Developing a machine learning algorithm to predict prostate cancer risk in men aged 40 and above at risk of prostate cancer
Abstract
Introduction – Prostate cancer is the second most common cancer among men globally and the leading cause of cancer-related deaths in Uganda. Despite the availability of screening tools, the accuracy of prostate cancer detection remains suboptimal. This study aimed to apply machine learning algorithms to predict prostate cancer risk by utilizing clinical data from URO Care Hospital.
Method – Among the models evaluated, the Random Forest model performed best, achieving 100% accuracy, precision, and recall, outperforming the Decision Tree (98% accuracy), Logistic Regression (94% accuracy), and K-Nearest Neighbour (90% accuracy). Key predictors identified for prostate cancer included Prostate Specific Antigen levels over 10 ng/mL, patient age, and prostate volume. Symptoms such as frequent urination and weak urine flow were prevalent but did not strongly correlate with malignancy. The analysis highlighted that machine learning can effectively predict prostate cancer risk based on clinical data.
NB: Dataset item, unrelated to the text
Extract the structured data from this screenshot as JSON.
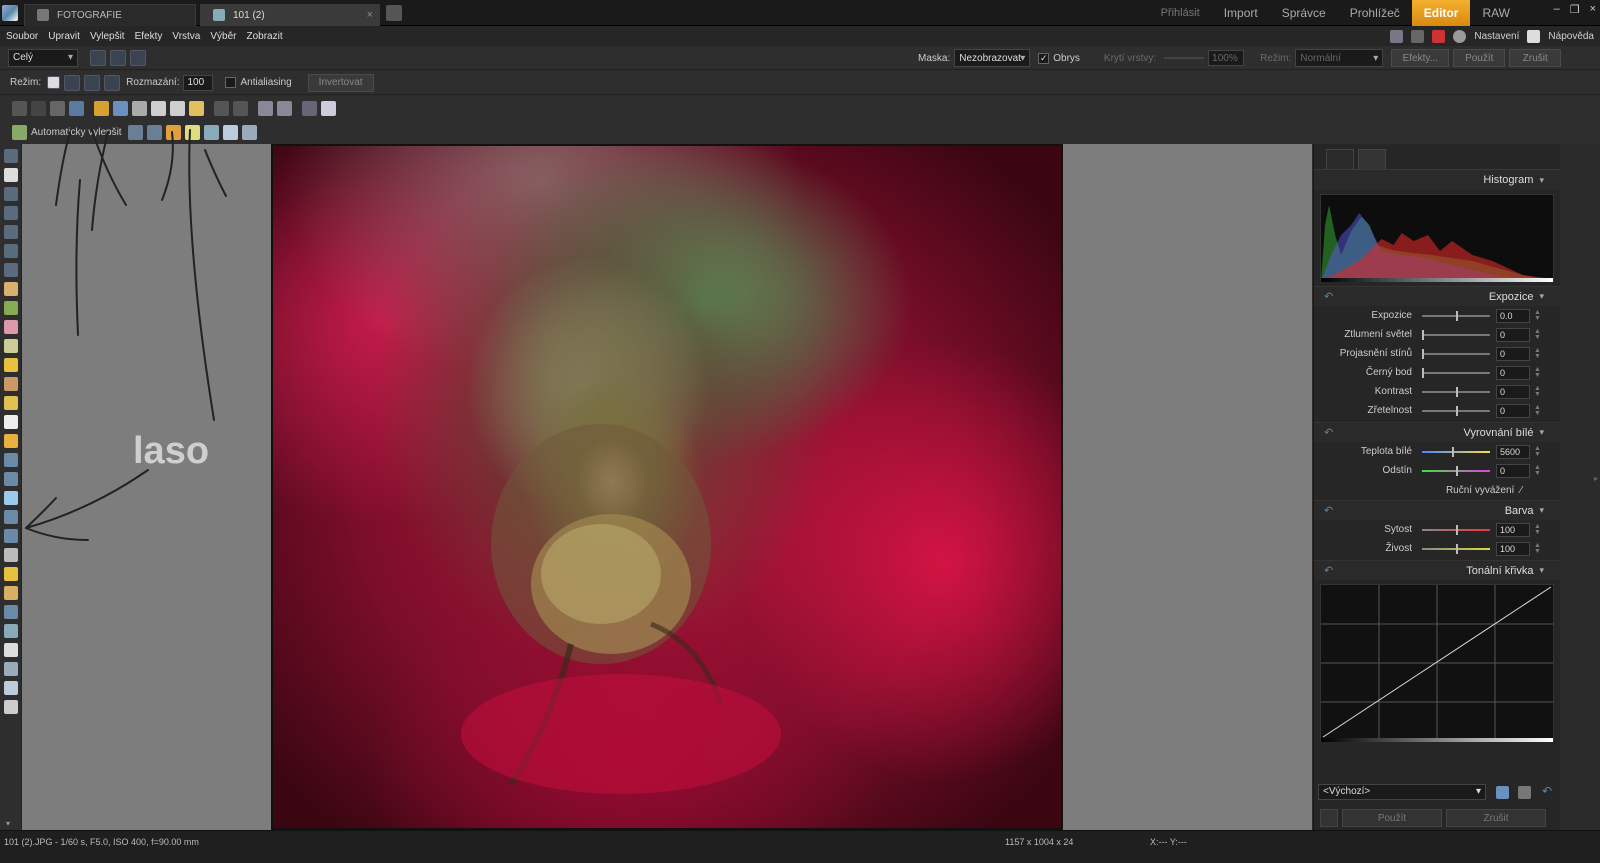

Conclusion – This study demonstrates the potential of machine learning techniques, particularly Random Forest, in accurately predicting prostate cancer risk. These models offer significant advantages in enhancing prostate cancer screening by improving diagnostic accuracy and could complement traditional screening methods in clinical practice in Uganda. The findings highlight the need for integrating machine learning models into healthcare systems to improve early detection and intervention for prostate cancer.